Le départ du facteur de Jougne ouvre une opportunité qu’il ne laissera pas passer. Il restera dans cette commune jusqu’à son départ en retraite en 1985. “Cette commune avec beaucoup de fermes ou hameaux n’était pas très attractive pour les facteurs. Pour moi, c’était du bonheur.” Cette nouvelle affectation lui permet surtout de se rapprocher de Gisèle, perceptrice à Mouthe qu’il avait épousée en décembre 1956. “On est venu vivre à Labergement-Sainte-Marie.” Le couple a eu une fille et deux petits-enfants.
Chasseur dans l’âme, André a été président de la chasse à Mouthe pendant 40 ans. “Au début des années 2000, on est parti vivre à Ounans dans le Val d’Amour. Mon épouse était fatiguée de la neige, des rudesses du climat.” Il n’est jamais trop tard pour bien faire. À l’aube de la quarantaine, le facteur de Jougne qui pratiquait déjà beaucoup le ski de fond s’est trouvé une nouvelle passion pour la course en montagne. Il remportera de nombreuses courses chez les vétérans, vainqueur par trois fois de la fameuse Sierre-Zinal. À cette époque, je courais entre 120 et 230 km par semaine. “Nous habitions alors à Malbuisson et je faisais régulièrement l’aller-retour jusqu’au Suchet.”
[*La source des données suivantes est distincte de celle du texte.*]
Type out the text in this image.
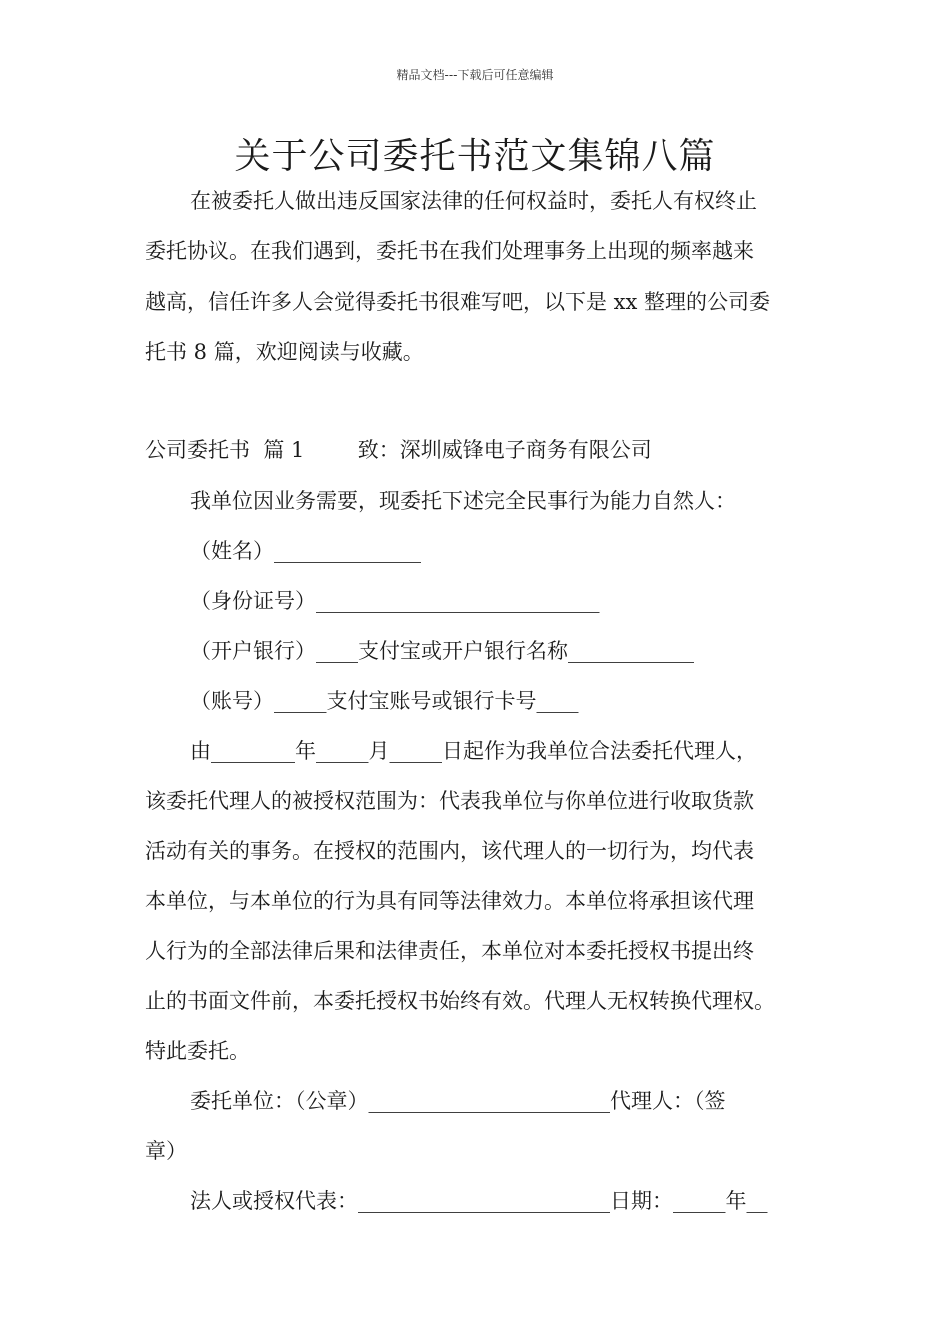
精品文档---下载后可任意编辑
关于公司委托书范文集锦八篇
在被委托人做出违反国家法律的任何权益时，委托人有权终止
委托协议。在我们遇到，委托书在我们处理事务上出现的频率越来
越高，信任许多人会觉得委托书很难写吧，以下是 xx 整理的公司委
托书 8 篇，欢迎阅读与收藏。
公司委托书  篇 1        致：深圳威锋电子商务有限公司
我单位因业务需要，现委托下述完全民事行为能力自然人：
（姓名）______________
（身份证号）___________________________
（开户银行）____支付宝或开户银行名称____________
（账号）_____支付宝账号或银行卡号____
由________年_____月_____日起作为我单位合法委托代理人，
该委托代理人的被授权范围为：代表我单位与你单位进行收取货款
活动有关的事务。在授权的范围内，该代理人的一切行为，均代表
本单位，与本单位的行为具有同等法律效力。本单位将承担该代理
人行为的全部法律后果和法律责任，本单位对本委托授权书提出终
止的书面文件前，本委托授权书始终有效。代理人无权转换代理权。
特此委托。
委托单位：（公章）_______________________代理人：（签
章）
法人或授权代表：________________________日期：_____年__
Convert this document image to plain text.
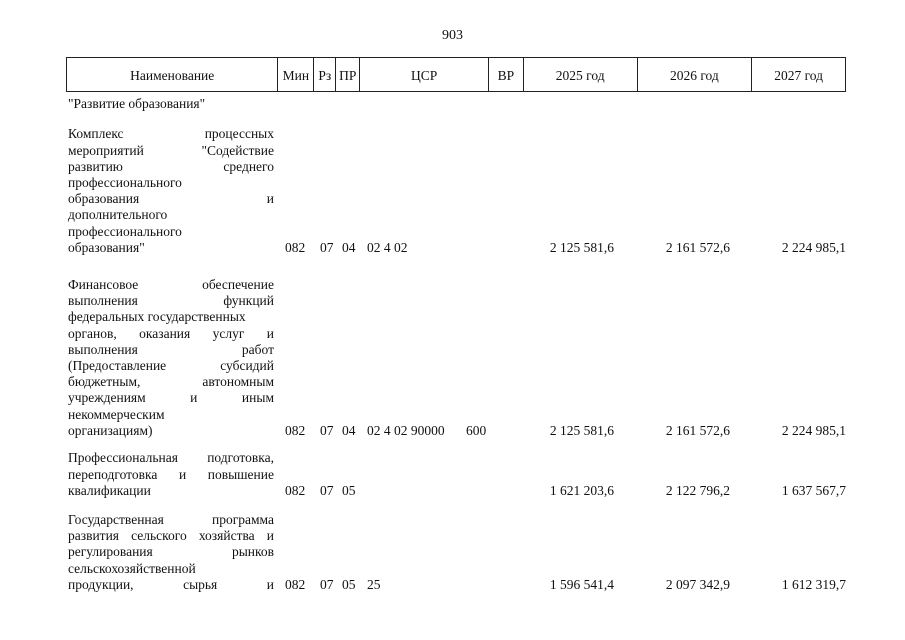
903
Наименование	Мин Рз ПР	ЦСР	ВР	2025 год	2026 год	2027 год
"Развитие образования"
Комплекс процессных
мероприятий "Содействие
развитию среднего
профессионального
образования и
дополнительного
профессионального
образования"	082 07 04 02 4 02	2 125 581,6	2 161 572,6	2 224 985,1
Финансовое обеспечение
выполнения функций
федеральных государственных
органов, оказания услуг и
выполнения работ
(Предоставление субсидий
бюджетным, автономным
учреждениям и иным
некоммерческим
организациям)	082 07 04 02 4 02 90000 600	2 125 581,6	2 161 572,6	2 224 985,1
Профессиональная подготовка,
переподготовка и повышение
квалификации	082 07 05	1 621 203,6	2 122 796,2	1 637 567,7
Государственная программа
развития сельского хозяйства и
регулирования рынков
сельскохозяйственной
продукции, сырья и 082 07 05 25	1 596 541,4	2 097 342,9	1 612 319,7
Veuf depuis huit ans, André garde le moral et la santé. Il vient régulièrement rendre visite en voiture à trois frères et sœurs encore en vie. S’il ne se laisse pas marcher dessus, il a toujours eu la repartie bienveillante et apprécie la vie en société. De quoi se faire respecter et apprécier. “Je connais peu de personnes qui aient autant d’amis !”, explique un de ses proches.